“I have been at great pains to argue (and will argue further later in this chapter) that one of the most ubiquitous and powerful discourse forms in human communication is narrative.” 77
This next part is particularly interesting to me:
“Narrative requires, as mentioned in the preceeding chapter, four crucial grammatical constituents if it is to be effectively carried out. It requires, first, a means for emphasizing human action or “agentivity”—action directioned toward goals controlled by agents. It requires, secondly, that a sequential order be established and maintained—that events and states be “linearized” in a standard way. Narrative, thirdly, also requires a sensitivity to what is canonical and what violates canonicality approximating a narrator’s perspective: it cannot, in the jargon of narratology, be “voiceless.” 77
In this quotation, i think he is referring to language acquisition readiness.
“A second requirement is early readiness to mark the unusual and leave the usual unmarked – to concentrate attention and information processing on the offbeat.” 78.
“Roman Jakobson told us many years ago, the very act of speaking is an act of marking the unusual from the usual.” 79
He argues that we have an “innate” predisposition for narrative structure and that push influences our readiness to learn the basics of narrative before we learn other kinds of logic and structure.
Bruner discusses talking to ourselves on 88 “John Dewey proposed that language provides a way of sorting out our thoughts about the world. . . .” and proceeds to use the example of a little girl named Emily who talked to herself at night, recited books, talks about what she did all day and what she thought she would do tomorrow. I think is fascinating as it relates to childhood, development, storytelling, children’s literature, journal writing, and maybe even prayer.
“But looking closely at the transcripts and listening to the tapes, there were times when we had the irrestible impression that Emily’s leaps forward in speech were fueled by a need to construct meaning, more particularly narrative meaning.”
Finally makes some mention at the end of how in general primatologists and others make too much of an emphasis on how primates (including people) engage in conflict and aggression and fail to note the amazing ways we keep peace, which he doesn’t explicitly say this but it seems that he is getting at narrative as a peace-keeping and conflict-resolving structure (he does say that) and that fact may mean that it has allowed us to evolutionarily select for narrative skills.
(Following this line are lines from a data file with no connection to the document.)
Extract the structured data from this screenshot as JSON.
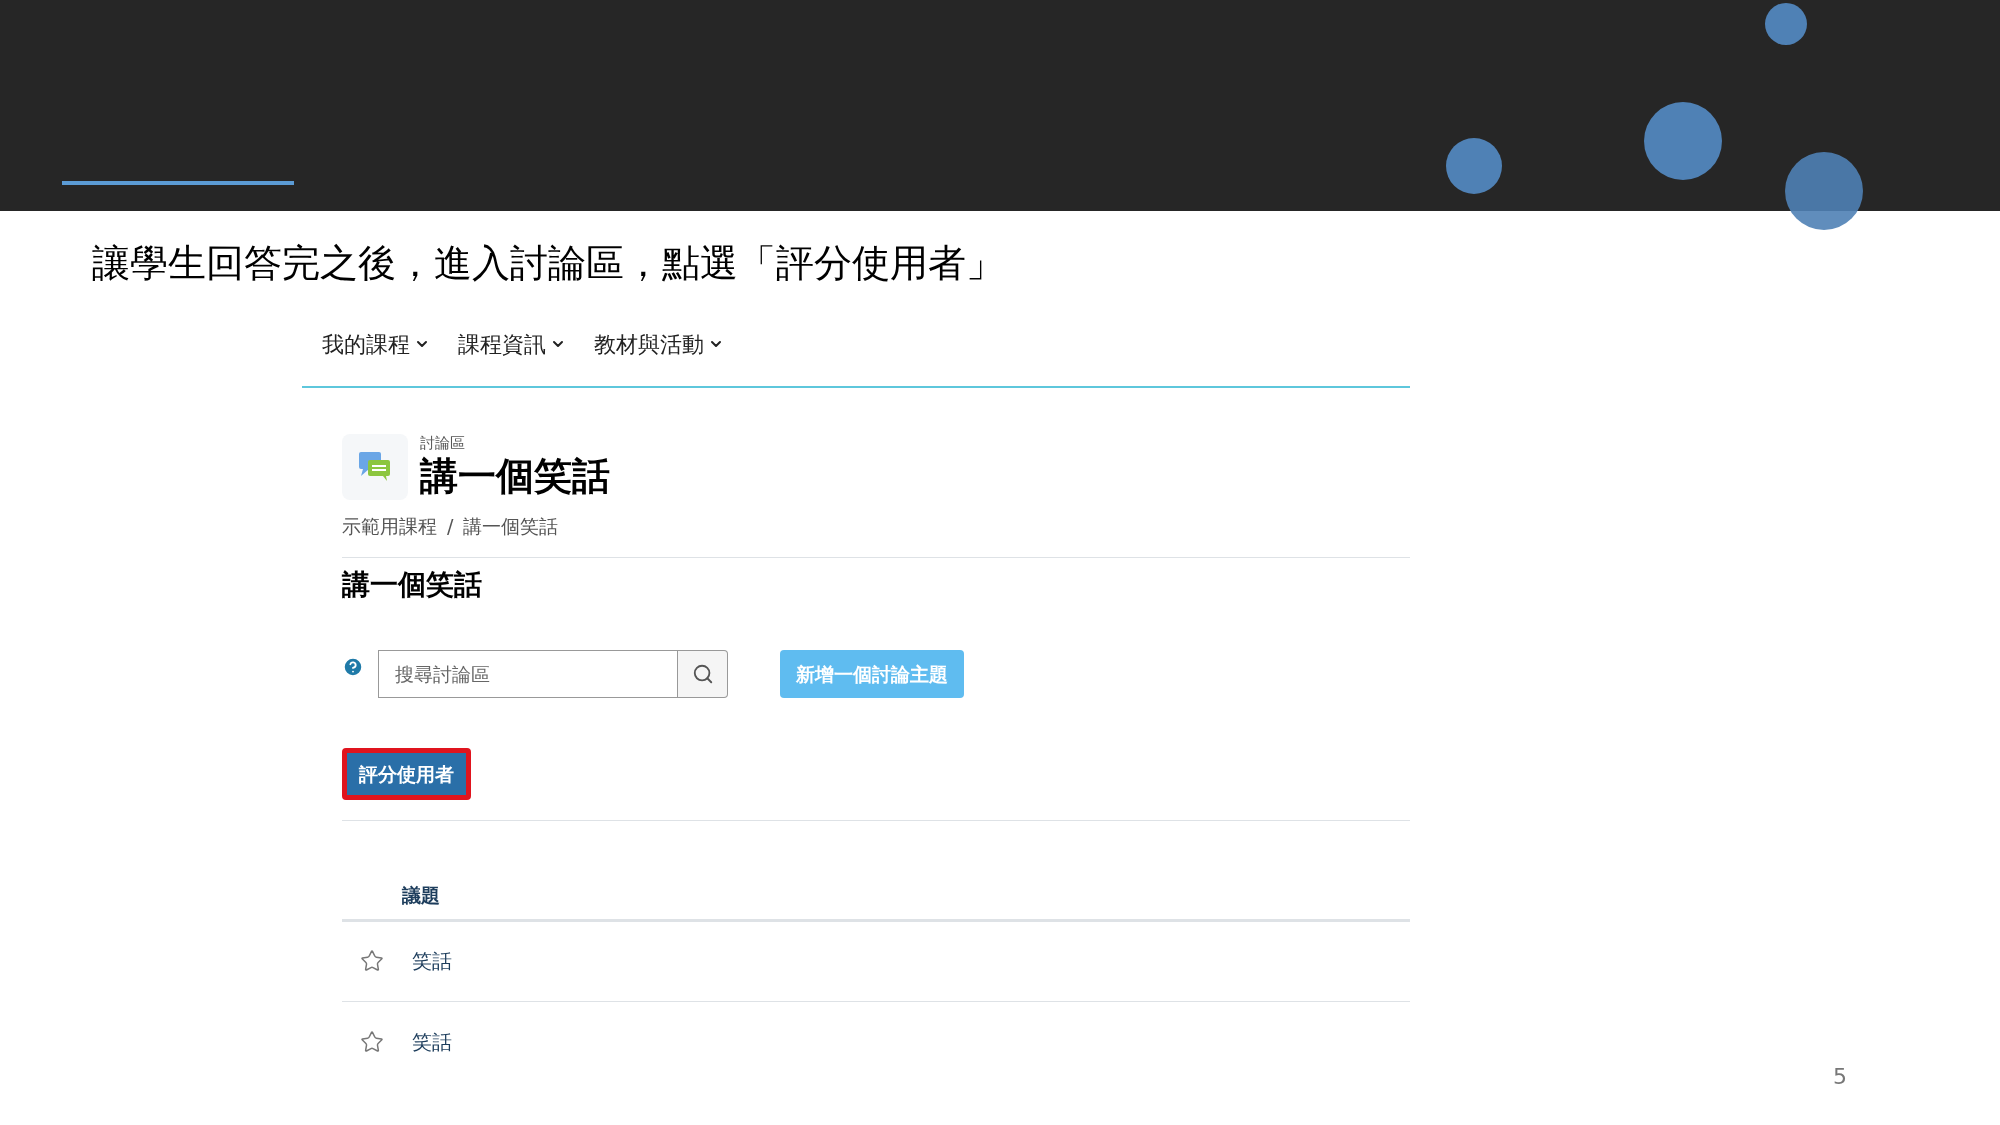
{
  "slide": {
    "caption": "讓學生回答完之後，進入討論區，點選「評分使用者」",
    "page_number": "5"
  },
  "nav": {
    "items": [
      {
        "label": "我的課程"
      },
      {
        "label": "課程資訊"
      },
      {
        "label": "教材與活動"
      }
    ]
  },
  "header": {
    "kind_label": "討論區",
    "title": "講一個笑話"
  },
  "breadcrumb": {
    "separator": "/",
    "items": [
      "示範用課程",
      "講一個笑話"
    ]
  },
  "heading": "講一個笑話",
  "search": {
    "placeholder": "搜尋討論區"
  },
  "add_button": {
    "label": "新增一個討論主題",
    "disabled": true
  },
  "grade_button": {
    "label": "評分使用者",
    "highlighted": true
  },
  "table": {
    "columns": [
      "議題"
    ],
    "rows": [
      {
        "title": "笑話",
        "starred": false
      },
      {
        "title": "笑話",
        "starred": false
      }
    ]
  }
}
I’m sure there are other ways to note how narrative is important for maintaining collective society which seems to be a big trait we’ve evolved for. . .
Another text in my mind lately is a chapter from an un-named book by Peggy Miller (the instructor of the cultural developmental psychology class I took my first semester of graduate school) called Narrative Practices: Their role in socialization and self-construction. (I got it in PDF form for class).
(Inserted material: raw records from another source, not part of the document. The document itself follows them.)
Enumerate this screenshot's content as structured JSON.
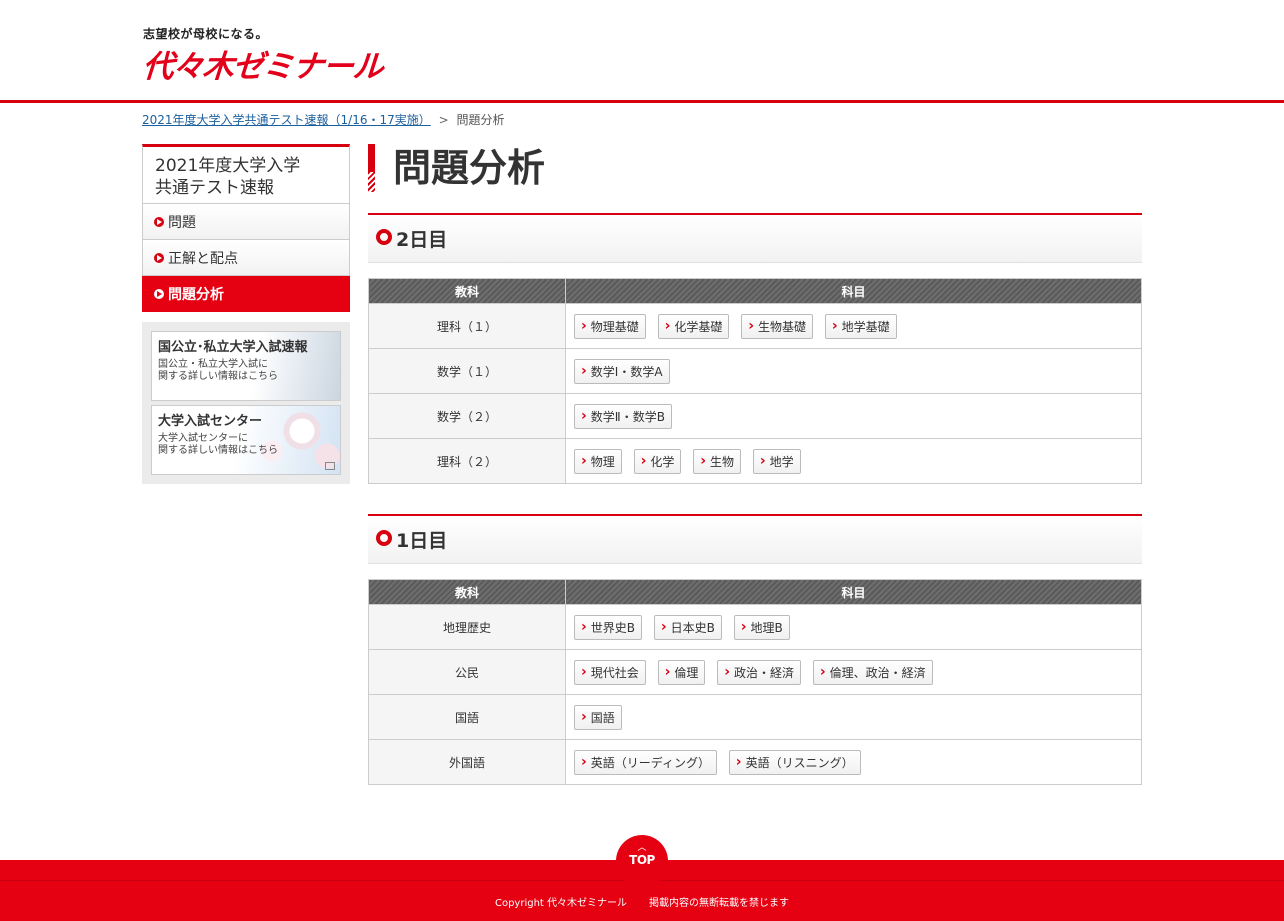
{
  "header": {
    "tagline": "志望校が母校になる。",
    "logo": "代々木ゼミナール"
  },
  "breadcrumb": {
    "link": "2021年度大学入学共通テスト速報（1/16・17実施）",
    "separator": ">",
    "current": "問題分析"
  },
  "sidebar": {
    "title_line1": "2021年度大学入学",
    "title_line2": "共通テスト速報",
    "items": [
      {
        "label": "問題"
      },
      {
        "label": "正解と配点"
      },
      {
        "label": "問題分析"
      }
    ],
    "banners": [
      {
        "title": "国公立･私立大学入試速報",
        "sub1": "国公立・私立大学入試に",
        "sub2": "関する詳しい情報はこちら"
      },
      {
        "title": "大学入試センター",
        "sub1": "大学入試センターに",
        "sub2": "関する詳しい情報はこちら"
      }
    ]
  },
  "main": {
    "title": "問題分析",
    "sections": [
      {
        "heading": "2日目",
        "col1": "教科",
        "col2": "科目",
        "rows": [
          {
            "subject": "理科（１）",
            "items": [
              "物理基礎",
              "化学基礎",
              "生物基礎",
              "地学基礎"
            ]
          },
          {
            "subject": "数学（１）",
            "items": [
              "数学Ⅰ・数学A"
            ]
          },
          {
            "subject": "数学（２）",
            "items": [
              "数学Ⅱ・数学B"
            ]
          },
          {
            "subject": "理科（２）",
            "items": [
              "物理",
              "化学",
              "生物",
              "地学"
            ]
          }
        ]
      },
      {
        "heading": "1日目",
        "col1": "教科",
        "col2": "科目",
        "rows": [
          {
            "subject": "地理歴史",
            "items": [
              "世界史B",
              "日本史B",
              "地理B"
            ]
          },
          {
            "subject": "公民",
            "items": [
              "現代社会",
              "倫理",
              "政治・経済",
              "倫理、政治・経済"
            ]
          },
          {
            "subject": "国語",
            "items": [
              "国語"
            ]
          },
          {
            "subject": "外国語",
            "items": [
              "英語（リーディング）",
              "英語（リスニング）"
            ]
          }
        ]
      }
    ]
  },
  "footer": {
    "top_arrow": "︿",
    "top_label": "TOP",
    "copyright": "Copyright 代々木ゼミナール",
    "notice": "掲載内容の無断転載を禁じます"
  },
  "colors": {
    "accent": "#e50012",
    "table_header": "#5a5a5a"
  }
}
This chapter introduces the idea of self-construction which I think is fascinating in relationship to other things I have read and heard about narrative.
“Because both the experience of the self and the events in a story are organized with respect to time, narrative is especially well suited to representing self-continuity.” 160. This of course reminds me of the Radiolab interview with Paul Broks “If you ask me who I am, I’ll tell you a story.” And Robert Krulwich's "my self is the story of what has happened to my body over time." The fact that so often in our psychology readings (these readings included) narrative is tentatively heralded as a cultural universal also lends itself to support of this viewpoint of narrative as a vital way of constructing self.
This particular chapter goes into interesting detail about the ways that cultural values influence how the storyteller casts themselves or another protagonist – for example, the toughness and cleverness valued in the South Baltimore families, the “self-favorability” bias or the tendency to value the kids independence, and how these values then shape the way the narrator creates their own persona in the story.
Finally, there is one more side note that I found to be particularly interesting:
“This brings us to the issue of memory. When approached via personal storytelling, remembering emerges as a process that occurs in the service of something else. Events are not remembered for the sake of remembering, but for the sake of creating tellable stories about the self.” 175.